2 有線放送事業者は、第二十三条第一項に規定する権利を害することなく有線放送することができる著作物を、自己の有線放送(放送を受信して行うものを除く。)のために、自己の手段により、一時的に録音し、又は録画することができる。
3 前二項の規定により作成された録音物又は録画物は、録音又は録画の後六月(その期間内に当該録音物又は録画物を用いてする放送又は有線放送があつたときは、その放送又は有線放送の後六月)を超えて保存することができない。ただし、政令で定めるところにより公的な記録保存所において保存する場合は、この限りでない。
著作権法44条

 放送事業者でも有線放送事業者でも、前提として他人の著作物について23条1項に規定する権利(公衆送信権)を害することなく放送又は有線放送できる状態にしておいていなければなりません。

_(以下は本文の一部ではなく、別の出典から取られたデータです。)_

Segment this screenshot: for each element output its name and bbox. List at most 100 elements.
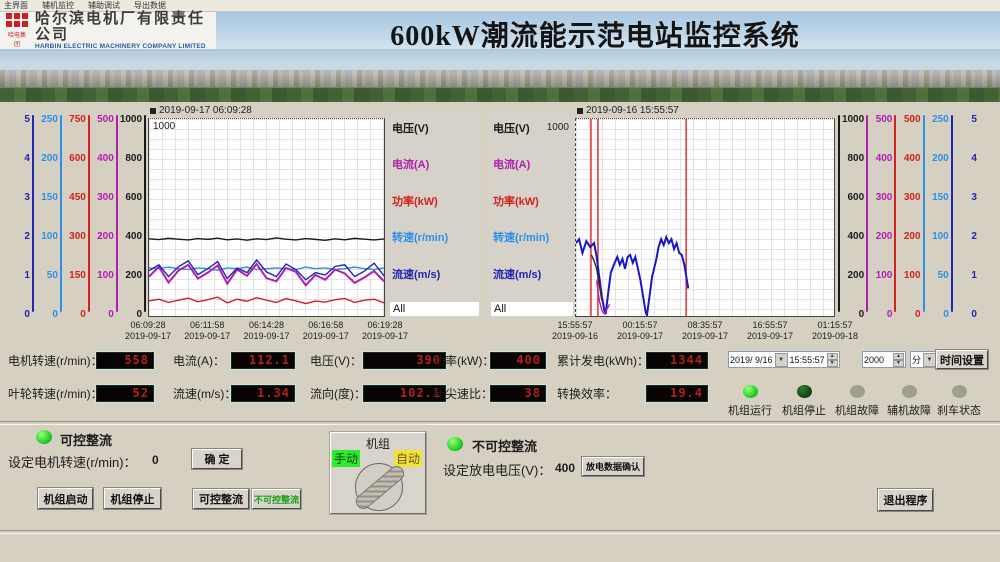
right-chart-plot[interactable] [575,118,835,317]
unit-start-button[interactable]: 机组启动 [38,488,93,509]
panorama-trees [0,88,1000,102]
header-band: 600kW潮流能示范电站监控系统 哈电集团 哈尔滨电机厂有限责任公司 HARBI… [0,12,1000,49]
controlled-rectifier-button[interactable]: 可控整流 [193,489,249,509]
auto-mode-label[interactable]: 自动 [394,450,422,467]
axis-流速(m/s): 543210 [951,114,979,320]
controlled-rectifier-led [36,430,52,444]
readout-label: 功率(kW)： [433,352,490,369]
readout-cell: 流速(m/s)：1.34 [173,385,295,402]
readout-cell: 功率(kW)：400 [433,352,546,369]
legend-item[interactable]: 电流(A) [392,156,477,172]
axis-电流(A): 5004003002001000 [90,114,118,320]
date-time-picker[interactable]: 2019/ 9/16 ▼ 15:55:57 ▲▼ [728,351,840,368]
readout-label: 电机转速(r/min)： [8,352,96,369]
unit-stop-button[interactable]: 机组停止 [104,488,161,509]
readout-cell: 电流(A)：112.1 [173,352,295,369]
set-speed-value[interactable]: 0 [152,453,159,467]
interval-row: 2000 ▲▼ 分 ▼ [862,351,940,368]
readout-cell: 流向(度)：102.1 [310,385,446,402]
legend-item[interactable]: All [390,302,479,316]
axis-电流(A): 5004003002001000 [866,114,894,320]
cursor-marker-icon [577,108,583,114]
readout-label: 叶尖速比： [433,385,490,402]
legend-item[interactable]: 电压(V) [392,120,477,136]
readout-cell: 累计发电(kWh)：1344 [557,352,708,369]
status-led-icon [902,385,917,398]
confirm-button[interactable]: 确 定 [192,449,242,469]
menu-item-main[interactable]: 主界面 [4,0,28,11]
discharge-confirm-button[interactable]: 放电数据确认 [582,457,644,476]
status-indicator-4: 辅机故障 [881,385,937,419]
led-display: 19.4 [646,385,708,402]
status-label: 刹车状态 [937,405,981,417]
axis-功率(kW): 7506004503001500 [62,114,90,320]
status-label: 辅机故障 [887,405,931,417]
left-chart-xticks: 06:09:282019-09-1706:11:582019-09-1706:1… [148,320,385,344]
interval-input[interactable]: 2000 ▲▼ [862,351,906,368]
readout-label: 流速(m/s)： [173,385,231,402]
status-label: 机组运行 [728,405,772,417]
legend-item[interactable]: 流速(m/s) [493,266,571,282]
set-speed-label: 设定电机转速(r/min)： [8,452,137,471]
axis-转速(r/min): 250200150100500 [923,114,951,320]
axis-功率(kW): 5004003002001000 [894,114,922,320]
readout-cell: 电压(V)：390 [310,352,446,369]
time-value: 15:55:57 [790,355,825,365]
divider [0,421,1000,425]
set-voltage-value[interactable]: 400 [555,461,575,475]
rotary-switch-knob[interactable] [355,463,403,511]
readout-label: 流向(度)： [310,385,363,402]
led-display: 1.34 [231,385,295,402]
readout-cell: 叶轮转速(r/min)：52 [8,385,154,402]
legend-item[interactable]: 功率(kW) [392,193,477,209]
x-tick: 06:14:282019-09-17 [243,320,289,342]
uncontrolled-rectifier-led [447,437,463,451]
readout-label: 叶轮转速(r/min)： [8,385,96,402]
chevron-down-icon[interactable]: ▼ [775,353,788,367]
chevron-down-icon[interactable]: ▼ [923,353,936,367]
led-display: 1344 [646,352,708,369]
right-chart-legend: 1000电压(V)电流(A)功率(kW)转速(r/min)流速(m/s)All [487,112,575,320]
legend-item[interactable]: 流速(m/s) [392,266,477,282]
legend-item[interactable]: All [491,302,573,316]
x-tick: 06:09:282019-09-17 [125,320,171,342]
time-spinner[interactable]: ▲▼ [827,353,838,367]
plot-scale-label: 1000 [547,122,569,133]
panorama-photo [0,49,1000,102]
time-setting-button[interactable]: 时间设置 [936,350,988,369]
divider [0,530,1000,534]
x-tick: 16:55:572019-09-17 [747,320,793,342]
axis-流速(m/s): 543210 [6,114,34,320]
status-indicator-5: 刹车状态 [931,385,987,419]
axis-电压(V): 10008006004002000 [838,114,866,320]
axis-转速(r/min): 250200150100500 [34,114,62,320]
company-name-cn: 哈尔滨电机厂有限责任公司 [35,11,216,43]
scada-screen: { "menu": {"items": ["主界面", "辅机监控", "辅助调… [0,0,1000,562]
readout-label: 累计发电(kWh)： [557,352,646,369]
controlled-rectifier-label: 可控整流 [60,430,112,449]
status-label: 机组故障 [835,405,879,417]
manual-mode-label[interactable]: 手动 [332,450,360,467]
panorama-buildings [0,70,1000,87]
legend-item[interactable]: 转速(r/min) [392,229,477,245]
led-display: 558 [96,352,154,369]
left-chart-plot[interactable]: 1000 [148,118,385,317]
uncontrolled-rectifier-button[interactable]: 不可控整流 [252,489,301,509]
interval-spinner[interactable]: ▲▼ [893,353,904,367]
interval-value: 2000 [864,355,884,365]
status-indicator-2: 机组停止 [776,385,832,419]
unit-mode-switch-panel: 机组 手动 自动 [330,432,426,514]
set-voltage-label: 设定放电电压(V)： [443,460,551,479]
logo-caption: 哈电集团 [6,30,28,48]
exit-program-button[interactable]: 退出程序 [878,489,933,511]
legend-item[interactable]: 转速(r/min) [493,229,571,245]
legend-item[interactable]: 电流(A) [493,156,571,172]
status-label: 机组停止 [782,405,826,417]
right-chart-xticks: 15:55:572019-09-1600:15:572019-09-1708:3… [575,320,835,344]
left-chart-axes: 5432102502001501005007506004503001500500… [6,114,146,320]
plot-scale-label: 1000 [153,121,175,132]
readout-label: 电压(V)： [310,352,363,369]
readout-label: 转换效率： [557,385,646,402]
legend-item[interactable]: 功率(kW) [493,193,571,209]
left-chart-legend: 电压(V) 电流(A) 功率(kW) 转速(r/min) 流速(m/s) All [386,112,481,320]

 公衆送信権はあくまでも放送するとか、有線放送するとかのことです。

 これについては著作権者の許諾を得ているなどしていることが前提ということです。

 そして何ができるのかというと、一時的に録音、録画ができるというものです。

 一時的というのは、録音、録画してから6か月か、放送又は有線放送があってから6か月です。

 放送するんだから録画もするだろう、放送する許諾を得ているんだから録画もその許諾に含まれているだろう、と考えがちなのですが、これらは別々に考えなければならないということです。

 これはあくまでも何らの契約なりをしていない場合を想定して定められていますが、実際には契約で放送のみならず録画も許諾することを定めていれば何ら問題なく録画することができます。

 契約で放送などの公衆送信権だけを許諾することを定めた場合であっても、放送にあたっては録画することになるわけだから、その録画については6か月保存することまでは法律で許しますよというのが本規定なのです。

 契約で録画等も定めていればいいですが、定めがない時に6か月しか保存できないというのは、その業界では周知されていることなのでしょうか。周知されているとした場合、6か月で保存をやめて消去するということはしているのでしょうか。実際のところはわかりませんが法律ではそうなっております。

 今回はここまでとします。読んでいただきありがとうございました。